So, I've seen this problem posted a few places but have yet to find an
easy and inexpensive stop-gap solution.
I have a 2-car garage. My garage floor is just a concrete slab (no
drain). In theory, it should angle slightly towards the front and
center, but it is imperfect and when snow and ice falls off the car,
what happens is from some places it moves toward the garage door or
stays where it is (both fine), but from other places it moves toward
the back or sides of the garage.
I'm perfectly happy to take a broom or squeegee when necessary and
push the water out the front. But because of lack of storage space
elsewhere in the hose (no attic, tiny basement), I tend to store a lot
of stuff in the garage. I have a various shelving units both in the
back and sides of my garage. I've raised these wooden units up off
the floor with bricks, but water will pool underneath these things and
I can not easily get it out. Not to mention that some stuff is just
on the floor.
For the past few years, I've been using these vinyl car-pads (http://
www.carpad.com/carpads.html) under the cars to contain the water, and
then I push it out when necessary. But they have deteriorated, and
don't hold the water as well any more, not to mention that they have
bunched up in certain places making it difficult to push the water
out. Also, they tend to stay wet underneath all winter, which can't
be good for concrete slab. And they're kind of pricey.

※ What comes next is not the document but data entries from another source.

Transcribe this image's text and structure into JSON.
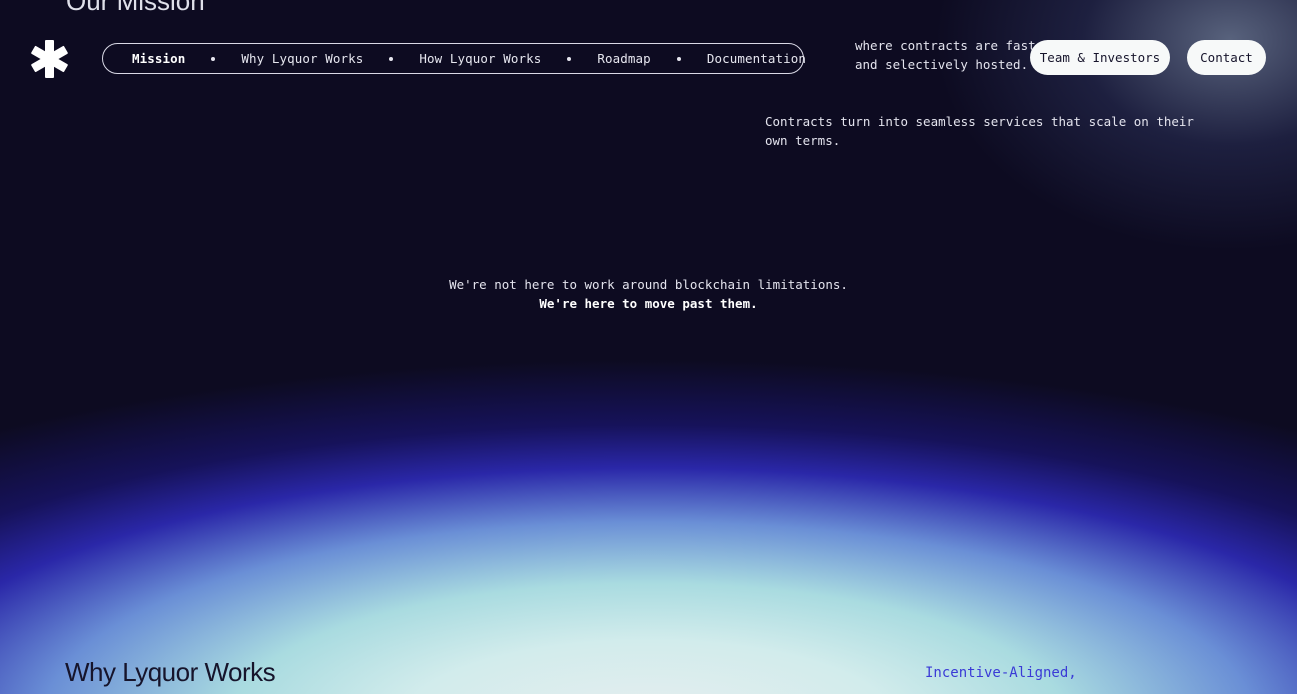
{
  "top_fragment": "Our Mission",
  "nav": {
    "items": [
      {
        "label": "Mission",
        "active": true
      },
      {
        "label": "Why Lyquor Works",
        "active": false
      },
      {
        "label": "How Lyquor Works",
        "active": false
      },
      {
        "label": "Roadmap",
        "active": false
      },
      {
        "label": "Documentation",
        "active": false
      }
    ]
  },
  "tagline": {
    "line1": "where contracts are fast",
    "line2": "and selectively hosted."
  },
  "header_buttons": {
    "team": "Team & Investors",
    "contact": "Contact"
  },
  "sub_tagline": "Contracts turn into seamless services that scale on their own terms.",
  "statement": {
    "line1": "We're not here to work around blockchain limitations.",
    "line2": "We're here to move past them."
  },
  "section": {
    "title": "Why Lyquor Works",
    "right_label": "Incentive-Aligned,"
  },
  "colors": {
    "background": "#0d0b21",
    "accent_blue": "#3a3ad6",
    "pill_bg": "#f7f9f9"
  },
  "icons": {
    "logo": "asterisk-logo-icon"
  }
}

It would be nice to make a shallow (1-2") berm around the area where
the cars are parked. Then the water wouldn't get to my storage area,
and I could just push it out when necessary. This product looks like
it could do the trick (http://www.newpig.com/en_US/st /
2LHBCONTAINMENTBERMS.html), but it seems ridiculously expensive for
what you get.
Any tips on how to resolve this problem quickly, easily and
Bite the bullet and have a concrete grinder slope the concrete
properly. You'll be done and never have to worry about it again.

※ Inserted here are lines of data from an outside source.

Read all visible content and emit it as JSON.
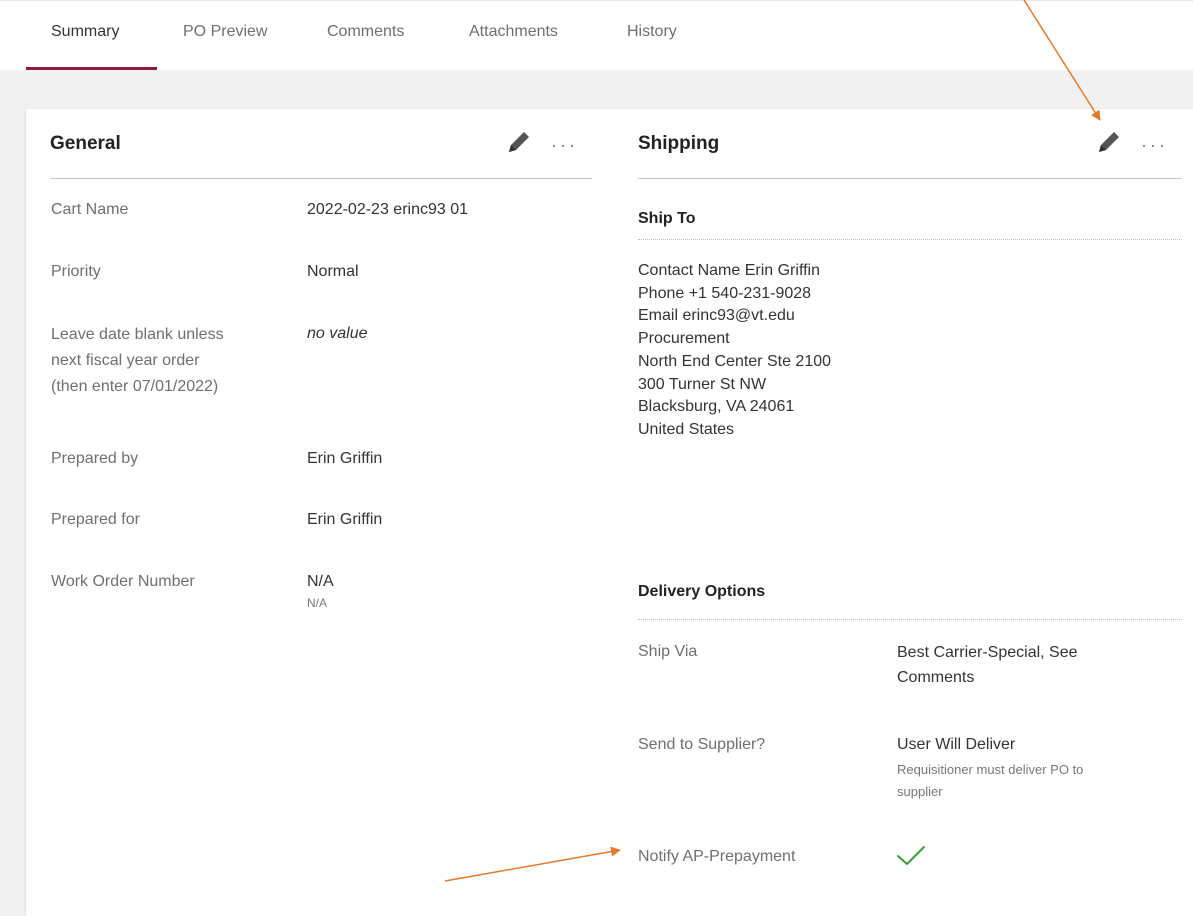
{
  "tabs": [
    {
      "label": "Summary",
      "active": true
    },
    {
      "label": "PO Preview",
      "active": false
    },
    {
      "label": "Comments",
      "active": false
    },
    {
      "label": "Attachments",
      "active": false
    },
    {
      "label": "History",
      "active": false
    }
  ],
  "colors": {
    "accent": "#8b1a3c",
    "annotation_arrow": "#e07a2f",
    "check": "#3c9a3c"
  },
  "general": {
    "title": "General",
    "fields": [
      {
        "label": "Cart Name",
        "value": "2022-02-23 erinc93 01"
      },
      {
        "label": "Priority",
        "value": "Normal"
      },
      {
        "label": "Leave date blank unless next fiscal year order (then enter 07/01/2022)",
        "label_lines": [
          "Leave date blank unless",
          "next fiscal year order",
          "(then enter 07/01/2022)"
        ],
        "value": "no value"
      },
      {
        "label": "Prepared by",
        "value": "Erin Griffin"
      },
      {
        "label": "Prepared for",
        "value": "Erin Griffin"
      },
      {
        "label": "Work Order Number",
        "value": "N/A",
        "subvalue": "N/A"
      }
    ]
  },
  "shipping": {
    "title": "Shipping",
    "ship_to": {
      "heading": "Ship To",
      "lines": [
        "Contact Name Erin Griffin",
        "Phone +1 540-231-9028",
        "Email erinc93@vt.edu",
        "Procurement",
        "North End Center Ste 2100",
        "300 Turner St NW",
        "Blacksburg, VA 24061",
        "United States"
      ]
    },
    "delivery": {
      "heading": "Delivery Options",
      "ship_via_label": "Ship Via",
      "ship_via_value_lines": [
        "Best Carrier-Special, See",
        "Comments"
      ],
      "send_label": "Send to Supplier?",
      "send_value": "User Will Deliver",
      "send_sub_lines": [
        "Requisitioner must deliver PO to",
        "supplier"
      ],
      "notify_label": "Notify AP-Prepayment",
      "notify_icon": "checkmark-icon"
    }
  },
  "icons": {
    "edit": "pencil-icon",
    "more": "more-options-icon"
  }
}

Alternatively, have a concrete company put a skim layer on top. These
aren't always successful, since they can delaminate.
There are also companies that will hydrojack the slab. Basically, that involves
drilling holes and injecting enough slurry to regain the slope that should be
there. Not particularly expensive, but it does require a crew that knows how to
do it as it is easy to break the slab if you do it wrong.
Don't know how permanent you want it or how fancy but, how about making the
berm with a row of small bricks? If those are too thick, they sell some that
are half the thickness. Just cement them down or if that's too permanent use
a couple of beads of bathroom caulk in the tube or silicone or Liquid nails.
If you want it smaller and low, how about using the frame material that they
sell for plastic lattice and stick that down?
They make a rubber wire casing for use where wires must be placed on floors
where people walk. That could be caulked to the floor to form a berm that would
probaly last well and be a lot cheaper than the thing the OP had.
Cut the corners at 45 degrees and caulk the joints.
Thanks for the suggestions. I like the idea of caulking down some
kind of barrier (like the suggested rubber wire conduit). If I decide
to go this route, What kind of caulk should I use? Will my garage
floor need to be dry and warm in order for this to work? The odds of
the floor being totally dry any time soon are slim. And It hasn't got
out of the 30s during the day here in the past 12 days, and there's no
sign of it warming up any time soon. At night it's been in the teens
and twenties (down to single digits one night). Much colder than
usual for this time of year here in central NY. The garage is usually
a bit warmer than outside, but usually only about 5 - 10 degrees at
I've done this by laying concrete bricks end to end around the area I
wanted to contain. It's easiest to use a tube of urethane caulk in a
caulking gun. Urethane needs moisture to cure so a damp floor is fine.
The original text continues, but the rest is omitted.